Femur movement on the tibial plateau during kneeling
From 90º to 150º of knee flexion (upright kneeling to full flexion), there is an average femoral posterior translation of 36 mm. During this movement, there is also 8º of external rotation, accompanied by lower values of abduction and lateral translation.
At full flexion, the femoral condyles rest on the posterior rim of the tibial plateau and external rotation allows for the alignment of the popliteal fossa with the posterior margin of the medial tibial plateau.
Kneeling is an important movement for functional, cultural, religious and social activities. Various routine activities, such as stair climbing and rising from a chair, require a degree of knee flexion. However, people over the age of 45 may lose this ability due to osteoarthritis, joint stiffness or pain.
Twenty-five patients between 45 and 85 years old with no history of knee pain, injury or disease participated in the study.
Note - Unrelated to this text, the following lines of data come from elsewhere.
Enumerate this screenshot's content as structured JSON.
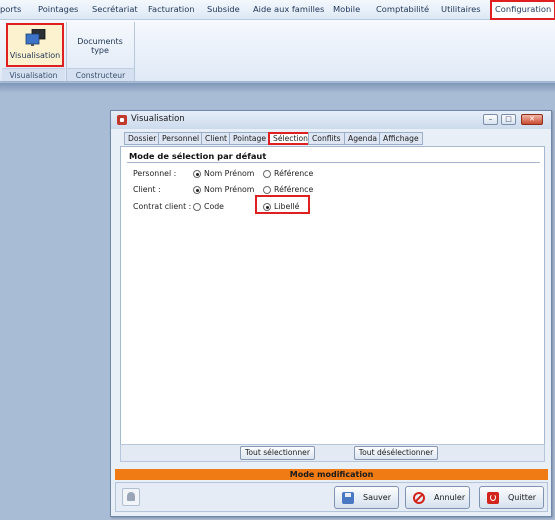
{
  "menubar": {
    "items": [
      "ports",
      "Pointages",
      "Secrétariat",
      "Facturation",
      "Subside",
      "Aide aux familles",
      "Mobile",
      "Comptabilité",
      "Utilitaires"
    ],
    "active": "Configuration"
  },
  "ribbon": {
    "buttons": {
      "visualisation": "Visualisation",
      "documents_type": "Documents type"
    },
    "groups": {
      "visualisation": "Visualisation",
      "constructeur": "Constructeur"
    }
  },
  "dialog": {
    "title": "Visualisation",
    "tabs": [
      "Dossier",
      "Personnel",
      "Client",
      "Pointage",
      "Sélection",
      "Conflits",
      "Agenda",
      "Affichage"
    ],
    "active_tab": "Sélection",
    "section_title": "Mode de sélection par défaut",
    "rows": [
      {
        "label": "Personnel :",
        "options": [
          "Nom Prénom",
          "Référence"
        ],
        "selected": "Nom Prénom"
      },
      {
        "label": "Client :",
        "options": [
          "Nom Prénom",
          "Référence"
        ],
        "selected": "Nom Prénom"
      },
      {
        "label": "Contrat client :",
        "options": [
          "Code",
          "Libellé"
        ],
        "selected": "Libellé"
      }
    ],
    "select_all": "Tout sélectionner",
    "deselect_all": "Tout désélectionner",
    "mode_text": "Mode modification",
    "buttons": {
      "save": "Sauver",
      "cancel": "Annuler",
      "quit": "Quitter"
    }
  },
  "colors": {
    "highlight": "#e02020",
    "mode_bar": "#f07a14",
    "window_bg": "#a9bcd6"
  }
}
Participants knelt in a cushioned box with the feet free, sat on their heels, and returned to the upright position. Fluoroscopy and CT were used to obtain images of femoral movement.
There was a linear and significant relation between knee flexion and femur posterior translation and external rotation from 90º to 150º of knee flexion.
Traditionally, the concave-convex rule states that the tibia should be moved posteriorly to treat knee stiffness limiting full flexion. However, this study provides video evidence that the femur needs to translate posteriorly in order to achieve full flexion.
The findings of this study put this rule into question and prompt changes in manual therapy approaches.
Expert opinion by José Pedro Correia
This study shows not only maintainted knee accessory motion in subjects over 45 years old but, perhaps more importanty, that traditional and established manual therapy approaches taught and practiced by physiotherapists worldwide may actually not be supported by video evidence.
This study is in line with others that have questioned the validity of the concave-convex rule in other joints such as the shoulder.